Ela e outras 12 mães e pais estiveram ao lado do republicano para contar suas histórias. Seus filhos foram baleados, atropelados por motoristas embriagados, estuprados, torturados. 

"Essas são as famílias que a mídia ignora. Não se fala delas", afirmou Trump, que voltou a defender o endurecimento das leis migratórias dos EUA e o maior controle de fronteiras.

O republicano não falou das famílias de imigrantes que ele prometeu reunificar ao assinar uma ordem executiva nesta semana. Tampouco respondeu às dúvidas que ainda existem sobre em que locais elas ficarão juntas enquanto aguardam o processo legal.
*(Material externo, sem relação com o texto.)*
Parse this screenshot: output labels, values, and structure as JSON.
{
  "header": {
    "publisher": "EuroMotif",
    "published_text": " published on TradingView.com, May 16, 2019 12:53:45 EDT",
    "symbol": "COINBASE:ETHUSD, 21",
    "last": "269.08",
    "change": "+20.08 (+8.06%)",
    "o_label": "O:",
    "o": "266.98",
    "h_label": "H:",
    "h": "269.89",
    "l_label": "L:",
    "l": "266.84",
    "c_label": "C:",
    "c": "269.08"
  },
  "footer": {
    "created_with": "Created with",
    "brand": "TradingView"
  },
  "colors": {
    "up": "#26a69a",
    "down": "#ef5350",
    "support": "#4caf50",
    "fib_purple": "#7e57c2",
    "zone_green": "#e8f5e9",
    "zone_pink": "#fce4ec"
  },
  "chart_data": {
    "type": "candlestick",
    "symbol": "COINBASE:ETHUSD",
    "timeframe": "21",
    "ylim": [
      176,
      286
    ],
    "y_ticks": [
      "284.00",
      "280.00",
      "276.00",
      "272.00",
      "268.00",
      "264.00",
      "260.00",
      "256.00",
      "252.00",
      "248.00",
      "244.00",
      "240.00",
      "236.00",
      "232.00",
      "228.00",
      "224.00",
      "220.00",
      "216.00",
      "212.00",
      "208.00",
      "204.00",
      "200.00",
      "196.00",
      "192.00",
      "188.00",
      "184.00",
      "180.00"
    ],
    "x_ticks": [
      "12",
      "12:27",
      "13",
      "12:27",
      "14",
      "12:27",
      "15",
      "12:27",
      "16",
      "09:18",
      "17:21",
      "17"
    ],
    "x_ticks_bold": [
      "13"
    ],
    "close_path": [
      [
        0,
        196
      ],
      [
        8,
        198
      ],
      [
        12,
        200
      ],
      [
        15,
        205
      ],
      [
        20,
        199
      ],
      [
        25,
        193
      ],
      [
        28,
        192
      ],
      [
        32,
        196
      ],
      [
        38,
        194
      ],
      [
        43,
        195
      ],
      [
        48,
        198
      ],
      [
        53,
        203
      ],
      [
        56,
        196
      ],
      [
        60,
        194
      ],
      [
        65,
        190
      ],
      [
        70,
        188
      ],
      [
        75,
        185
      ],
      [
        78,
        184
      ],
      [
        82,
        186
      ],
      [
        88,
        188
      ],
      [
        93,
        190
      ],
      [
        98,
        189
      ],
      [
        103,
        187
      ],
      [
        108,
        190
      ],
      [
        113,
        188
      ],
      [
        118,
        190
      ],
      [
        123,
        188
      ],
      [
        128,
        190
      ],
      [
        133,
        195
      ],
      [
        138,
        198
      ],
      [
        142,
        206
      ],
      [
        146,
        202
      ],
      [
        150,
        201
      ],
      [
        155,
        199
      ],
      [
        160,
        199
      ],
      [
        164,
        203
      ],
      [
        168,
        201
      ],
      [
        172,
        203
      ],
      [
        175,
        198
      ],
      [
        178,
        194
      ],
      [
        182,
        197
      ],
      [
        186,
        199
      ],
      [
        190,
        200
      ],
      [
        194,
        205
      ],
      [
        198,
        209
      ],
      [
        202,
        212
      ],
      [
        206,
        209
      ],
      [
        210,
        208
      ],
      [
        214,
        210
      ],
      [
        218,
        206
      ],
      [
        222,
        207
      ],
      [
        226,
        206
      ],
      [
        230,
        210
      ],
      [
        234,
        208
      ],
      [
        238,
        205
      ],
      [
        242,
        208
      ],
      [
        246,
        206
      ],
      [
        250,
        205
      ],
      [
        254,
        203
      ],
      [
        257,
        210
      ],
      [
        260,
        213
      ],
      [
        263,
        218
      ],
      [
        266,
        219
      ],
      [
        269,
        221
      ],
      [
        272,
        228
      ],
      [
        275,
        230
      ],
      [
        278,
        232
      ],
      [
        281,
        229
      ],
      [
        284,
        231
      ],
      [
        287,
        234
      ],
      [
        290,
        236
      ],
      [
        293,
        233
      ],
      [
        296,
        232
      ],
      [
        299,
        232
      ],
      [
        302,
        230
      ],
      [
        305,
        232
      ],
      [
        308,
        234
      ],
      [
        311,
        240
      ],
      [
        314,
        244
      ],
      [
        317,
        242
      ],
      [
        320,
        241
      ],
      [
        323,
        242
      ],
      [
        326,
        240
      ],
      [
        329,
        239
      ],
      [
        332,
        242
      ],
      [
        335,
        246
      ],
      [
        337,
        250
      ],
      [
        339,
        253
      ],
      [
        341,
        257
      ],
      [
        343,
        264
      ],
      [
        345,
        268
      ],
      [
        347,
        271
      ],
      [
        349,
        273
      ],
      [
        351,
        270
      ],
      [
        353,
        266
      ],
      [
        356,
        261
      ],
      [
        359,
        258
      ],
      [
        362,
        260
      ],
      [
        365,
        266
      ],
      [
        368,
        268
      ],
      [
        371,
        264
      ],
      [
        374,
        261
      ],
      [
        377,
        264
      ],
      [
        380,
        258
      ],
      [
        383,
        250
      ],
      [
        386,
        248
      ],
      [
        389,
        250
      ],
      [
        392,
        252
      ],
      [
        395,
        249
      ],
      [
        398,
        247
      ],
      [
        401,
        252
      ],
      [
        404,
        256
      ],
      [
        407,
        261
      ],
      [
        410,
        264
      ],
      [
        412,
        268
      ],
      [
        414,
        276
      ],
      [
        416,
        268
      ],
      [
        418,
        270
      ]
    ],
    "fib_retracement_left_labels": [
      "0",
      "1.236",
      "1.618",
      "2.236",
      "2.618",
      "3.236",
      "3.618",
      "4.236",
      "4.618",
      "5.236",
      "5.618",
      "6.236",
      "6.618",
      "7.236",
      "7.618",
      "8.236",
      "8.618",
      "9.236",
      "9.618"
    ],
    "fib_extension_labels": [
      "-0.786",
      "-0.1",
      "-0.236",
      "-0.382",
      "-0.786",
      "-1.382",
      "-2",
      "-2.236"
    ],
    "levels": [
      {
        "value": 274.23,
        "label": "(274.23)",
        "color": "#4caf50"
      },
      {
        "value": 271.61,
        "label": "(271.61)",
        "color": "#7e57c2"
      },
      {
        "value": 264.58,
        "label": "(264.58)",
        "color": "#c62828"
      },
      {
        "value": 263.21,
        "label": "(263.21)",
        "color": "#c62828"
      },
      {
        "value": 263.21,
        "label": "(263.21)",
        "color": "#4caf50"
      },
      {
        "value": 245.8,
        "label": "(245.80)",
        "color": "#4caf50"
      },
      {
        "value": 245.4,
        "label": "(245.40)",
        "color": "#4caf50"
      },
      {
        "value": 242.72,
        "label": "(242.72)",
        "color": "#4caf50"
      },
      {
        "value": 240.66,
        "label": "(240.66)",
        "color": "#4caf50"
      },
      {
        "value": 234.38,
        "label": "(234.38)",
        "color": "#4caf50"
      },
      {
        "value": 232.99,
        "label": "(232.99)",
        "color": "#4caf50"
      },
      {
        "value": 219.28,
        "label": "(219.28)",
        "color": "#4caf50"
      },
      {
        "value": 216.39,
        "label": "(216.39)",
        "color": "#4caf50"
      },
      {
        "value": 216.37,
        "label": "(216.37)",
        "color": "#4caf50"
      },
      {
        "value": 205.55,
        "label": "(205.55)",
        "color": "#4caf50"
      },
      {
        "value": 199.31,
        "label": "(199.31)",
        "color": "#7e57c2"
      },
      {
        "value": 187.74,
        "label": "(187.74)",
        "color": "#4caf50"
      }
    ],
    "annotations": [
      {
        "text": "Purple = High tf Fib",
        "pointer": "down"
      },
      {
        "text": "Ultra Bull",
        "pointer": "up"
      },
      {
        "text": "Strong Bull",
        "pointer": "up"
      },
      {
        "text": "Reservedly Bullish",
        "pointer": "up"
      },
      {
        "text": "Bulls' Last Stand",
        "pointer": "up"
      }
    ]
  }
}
Mas o presidente citou números de um relatório do governo segundo o qual 25 mil homicídios foram cometidos por imigrantes sem documentação nos EUA ao longo de 55 anos. O mesmo documento contabiliza 70 mil crimes sexuais e 42 mil roubos. 

Embora o relatório leve em conta crimes ocorridos entre 1955 e 2010, 90% deles ocorreram após 1990. "Onde está a indignação da mídia com as políticas de 'prender e soltar' que permitem que criminosos violentos entrem em nossas comunidades?", questionou Trump.

Uma das presentes no evento, Sabine Durden, nasceu na Alemanha, país dispensado de visto de entrada nos EUA. Disse ter vindo ao país legalmente, após pagar "muito dinheiro" e levar cinco anos para virar cidadã americana. "Não arrastei meu filho pelo deserto. Eu o protegi do mal", disse.

Seu filho, Dominic Durden, foi morto em um acidente de carro em 2012, aos 30 anos. O acidente foi provocado por um imigrante ilegal guatemalteco que tinha uma ordem de deportação, fora notificado por crimes de trânsito, mas vivia em uma "cidade-santuário" —nome dado a municípios americanos que não denunciam moradores sem documentação às com autoridades federais de imigração. 

"É assim que eu abraço meu filho", disse Durden, ao tocar um bojudo medalhão pendurado em seu pescoço, onde estavam as cinzas do rapaz. 

Trump voltou a pedir, no evento, a mudança das leis migratórias dos EUA, que ele qualificou como "as mais fracas na história mundial". 

O presidente defende medidas como a adoção de critérios meritocráticos para conceder residência permanente e o fim de brechas legais que permitem às autoridades prender e soltar imigrantes que não tenham a documentação exigida. 

Republicanos e democratas debatem o tema há meses no Congresso, mas não conseguem chegar a um acordo. Trump acusa os opositores de obstruírem o debate. 

Já os democratas dizem se recusar a apoiar uma lei que estabeleça financiamento para o muro na fronteira com o México, promessa de campanha do presidente.

No total, cerca de 2.300 crianças foram separadas dos pais na fronteira desde abril, incluindo 49 brasileiros. Elas estão sob a custódia de abrigos mantidos pelo governo americano, enquanto os pais aguardam definição sobre seus processos na prisão.